Definitely one of my favorite languages, makes programming a breeze.
Pass a file, that contains sudokus formatted in accordance with the [specification in the main README](../README.md#Input file format).
Get additional help, and display usage information with sudokun.py -h
usage: sudokun.py [-h] [-p] sudoku_file
positional arguments:
sudoku_file the input file, containing sudokus to solve.
options:
-h, --help show this help message and exit
-p, --pretty pretty print the solved sudokus.
Please spare yourself doing the pretty print on a file with thousands or millions of lines.
On my laptop with an eight core AMD Ryzen 7 PRO 4750U and 32 GB of RAM, I can run a file with 100,000 quizzes in ca. 40 seconds.
Ingesting the data takes approximately 10s, and the computations another 30s. Ingesting the data could probably be optimized, but that didn't feel like the important bit.
I also ran a benchmark on the one million line strong quizzes.sudoku
file, with
python -m timeit -n 1 -r 5 -u sec -s 'from subprocess import run' -- 'run(["./src/sudokun.py", "../data/quizzes.sudoku"])'
and the result was 1 loop, best of 5: 323 sec per loop
.
So a little over five minutes for one million sudokus.
I consider this sufficiently performant for a scripting language.

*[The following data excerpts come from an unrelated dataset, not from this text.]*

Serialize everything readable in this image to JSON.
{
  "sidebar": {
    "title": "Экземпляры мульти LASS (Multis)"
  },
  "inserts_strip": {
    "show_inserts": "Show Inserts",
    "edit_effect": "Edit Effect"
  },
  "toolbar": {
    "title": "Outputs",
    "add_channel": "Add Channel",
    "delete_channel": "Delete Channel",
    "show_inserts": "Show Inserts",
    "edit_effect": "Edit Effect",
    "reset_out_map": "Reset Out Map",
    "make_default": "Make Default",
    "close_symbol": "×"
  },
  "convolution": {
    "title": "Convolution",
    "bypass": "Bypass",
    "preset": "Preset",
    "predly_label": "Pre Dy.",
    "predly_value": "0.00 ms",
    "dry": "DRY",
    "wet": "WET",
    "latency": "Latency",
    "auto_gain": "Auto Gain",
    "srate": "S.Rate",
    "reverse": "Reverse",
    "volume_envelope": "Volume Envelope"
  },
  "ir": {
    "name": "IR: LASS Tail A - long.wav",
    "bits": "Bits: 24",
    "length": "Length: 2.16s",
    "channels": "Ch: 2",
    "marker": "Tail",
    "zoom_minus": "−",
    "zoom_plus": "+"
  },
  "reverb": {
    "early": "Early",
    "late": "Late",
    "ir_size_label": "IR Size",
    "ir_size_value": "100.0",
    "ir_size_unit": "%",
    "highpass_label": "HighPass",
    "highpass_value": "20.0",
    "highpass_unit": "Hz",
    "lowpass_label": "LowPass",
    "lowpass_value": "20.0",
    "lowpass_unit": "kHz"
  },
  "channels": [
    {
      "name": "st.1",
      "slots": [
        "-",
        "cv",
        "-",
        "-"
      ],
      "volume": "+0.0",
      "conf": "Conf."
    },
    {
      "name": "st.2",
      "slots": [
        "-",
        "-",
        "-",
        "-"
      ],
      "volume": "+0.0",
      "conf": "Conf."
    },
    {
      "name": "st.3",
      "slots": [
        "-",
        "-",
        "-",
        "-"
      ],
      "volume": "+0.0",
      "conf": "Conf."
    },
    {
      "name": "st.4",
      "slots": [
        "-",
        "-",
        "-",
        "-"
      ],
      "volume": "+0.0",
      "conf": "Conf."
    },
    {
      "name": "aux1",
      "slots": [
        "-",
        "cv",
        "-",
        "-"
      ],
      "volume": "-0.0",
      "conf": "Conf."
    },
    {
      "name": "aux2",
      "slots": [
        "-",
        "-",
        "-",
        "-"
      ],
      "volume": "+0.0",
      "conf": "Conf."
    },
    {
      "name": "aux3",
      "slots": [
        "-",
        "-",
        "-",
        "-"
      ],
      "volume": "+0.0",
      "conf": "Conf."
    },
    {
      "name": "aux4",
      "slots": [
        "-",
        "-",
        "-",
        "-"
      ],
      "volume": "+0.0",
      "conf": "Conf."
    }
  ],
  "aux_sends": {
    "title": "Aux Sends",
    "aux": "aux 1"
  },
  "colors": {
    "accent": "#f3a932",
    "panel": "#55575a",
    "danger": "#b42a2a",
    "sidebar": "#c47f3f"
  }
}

I could of course change my datastructures, to e.g. use numpy arrays. That would probably net me a significant performance increase. But I want to stick to pure Python without external dependencies for now.
- add tests
- garbage collection
- e.g. del all the dicts once they are not needed anymore
- or maybe rather just call gc.collect() every x iterations
- actually because of pythons reference counting gc scheme none of this should be needed. better search for circular references, that prevent proper garbage collection instead
- supplement the algorithm with backtracking
- add a proper description of the algorithm/program structure
- explain the candidate caching
- maybe also something on the parallelism aspect